Lets say you use 200W Peltier element so total you have to transfer to waterblock is whopping 470W. On otherside because you can think peltier as "Heat pump" like you said then on CPU surface is only 70W of power that needs to be still passed trough peltier to waterblock. Basically you just move 400W on peltier hot surface and 70W to CPU surface (might be thinking it wrong atm, haven't done ever peltier heat transfer calculations).

 

Basically you then calculate every heat resistant material separately (those R's in my graph). Then at very end you end up with just

"T_s = CPU's Temperature surface"

T_s = q₁ * R_tot + T_air , where q₁ is your CPU die's heat what needs to be dissipated trough whole system. 

T_s = 70W * R_tot + 21C => yours cpu surface temp.

And what kind heat would be going into your water then? You simply adjust to Ts point to water and calculate it to

 

Twater = (q₁+q₂) * R_tot + T_air,

 

where q₁ is cpu's die's heat what needs to be dissipated to water and q₂ is peltier element's heat that needs to be dissipated to water. You might even get boiling temperatures if you do not have enough rads. NOTE! Rtot is different from previous calculation because materials have moved around in parallel heat transfer plan. 

 

Calculating R_tot = ( 1 / R_{upper area sum} +  1 / R_{lower resistances sum} )^-1

 

To calculate R_die you use formula: Heat resistance = Thickness / (Heat transfer rate * Area) Thus you get
R_die = L_die / ( K_die * A_die ) ,                  { [m] / ( [W] / ( [m][K] ) * [m²] ) } = { [K] / [W] }

example: I assume 2600k's K is 90 W/mK, Die's thickness is 5mm and surface area is 291mm²

 

R_die =  0,0005m / (90W/mK *  0.000291m²) = 0.01909 K / W

 

For convection

R_FC = 1 / ( 100W/m²K *  Rad surface area 90 degrees towards forced convection )

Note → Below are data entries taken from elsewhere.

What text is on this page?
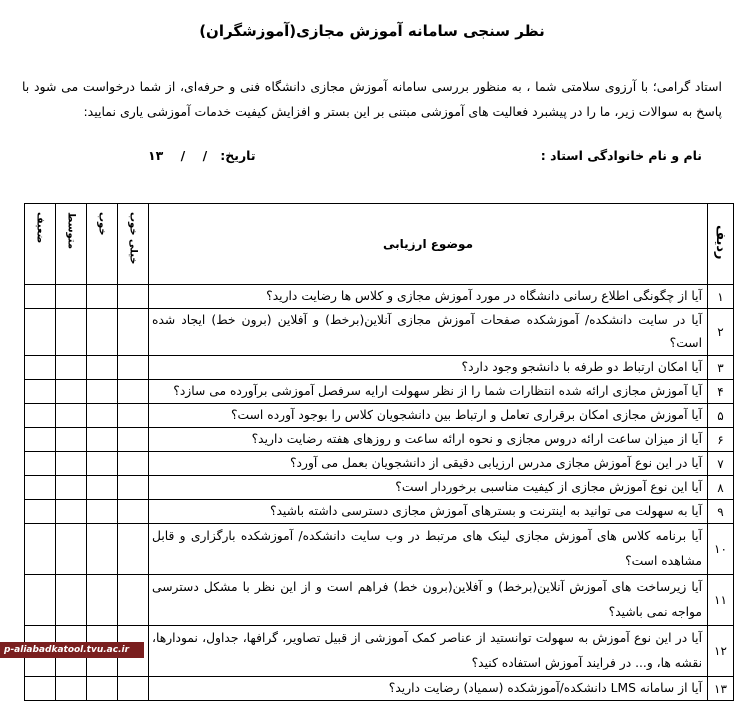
نظر سنجی سامانه آموزش مجازی(آموزشگران)

استاد گرامی؛ با آرزوی سلامتی شما ، به منظور بررسی سامانه آموزش مجازی دانشگاه فنی و حرفه‌ای، از شما درخواست می شود با پاسخ به سوالات زیر، ما را در پیشبرد فعالیت های آموزشی مبتنی بر این بستر و افزایش کیفیت خدمات آموزشی یاری نمایید:

نام و نام خانوادگی استاد :
تاریخ:   /    /    ۱۳
ردیف	موضوع ارزیابی	خیلی خوب	خوب	متوسط	ضعیف
۱	آیا از چگونگی اطلاع رسانی دانشگاه در مورد آموزش مجازی و کلاس ها رضایت دارید؟				
۲	آیا در سایت دانشکده/ آموزشکده صفحات آموزش مجازی آنلاین(برخط) و آفلاین (برون خط) ایجاد شده است؟				
۳	آیا امکان ارتباط دو طرفه با دانشجو وجود دارد؟				
۴	آیا آموزش مجازی ارائه شده انتظارات شما را از نظر سهولت ارایه سرفصل آموزشی برآورده می سازد؟				
۵	آیا آموزش مجازی امکان برقراری تعامل و ارتباط بین دانشجویان کلاس را بوجود آورده است؟				
۶	آیا از میزان ساعت ارائه دروس مجازی و نحوه ارائه ساعت و روزهای هفته رضایت دارید؟				
۷	آیا در این نوع آموزش مجازی مدرس ارزیابی دقیقی از دانشجویان بعمل می آورد؟				
۸	آیا این نوع آموزش مجازی از کیفیت مناسبی برخوردار است؟				
۹	آیا به سهولت می توانید به اینترنت و بسترهای آموزش مجازی دسترسی داشته باشید؟				
۱۰	آیا برنامه کلاس های آموزش مجازی لینک های مرتبط در وب سایت دانشکده/ آموزشکده بارگزاری و قابل مشاهده است؟				
۱۱	آیا زیرساخت های آموزش آنلاین(برخط) و آفلاین(برون خط) فراهم است و از این نظر با مشکل دسترسی مواجه نمی باشید؟				
۱۲	آیا در این نوع آموزش به سهولت توانستید از عناصر کمک آموزشی از قبیل تصاویر، گرافها، جداول، نمودارها، نقشه ها، و... در فرایند آموزش استفاده کنید؟				
۱۳	آیا از سامانه LMS دانشکده/آموزشکده (سمیاد) رضایت دارید؟				
p-aliabadkatool.tvu.ac.ir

Rad surface area = 0.24m * (1180 fins/m) * 0.025m/fins * 0.12m/12
                                 ^length,    ^fpi converted,  ^rad thickness,  ^rad witdh / how many fin rows

 

Twater = (70W+400W) * R_tot + T_air,

• For CU: 390W / mk {Watts / meterKelvin}
• For FR4: 0.3W / mK
• For Forced Convection: 200W/m²K {Watts / SquaremeterKelvin}
• For Natural Convection: 10W/m²K

 

[Phate.exe]

4 hours ago, fRiend0 said:

Am I just imagining that it can make the cooling more efficient? 

 

Theoretically speaking, if I overclock the CPU, put a peltier element on top of it and try to pump away the heat, the watercooling will still be my bottleneck and will still transfer the same amount of heat it normally would ... It would just make the peltier element warmer and that's it right? 

It's much less efficient, but you can hit sub-ambient temperatures with it.

 

Let's say you have a 125W CPU, and a 75W peltier element.

 

If you just put the heatsink/water block directly on the CPU, you are just moving the heat out of the CPU.  If you just put a heatsink/water block directly on the hot side of a peltier, and don't put anything on the cold side, you're just moving the heat from the cold side (which will frost over) to the hot side.

 

Cooling a CPU with a peltier requires moving the heat from the CPU (125W) , as well as the heat contributed by the peltier itself (75W), so your cooling system must be able to handle the combined 200W cooling load.

[sl06bhytmar]

@fRiend0 check couple posts above, I tried to open it as much as I could without big hassle. (Even more actually)

[fRiend0]

And thank you. You've been of great help :).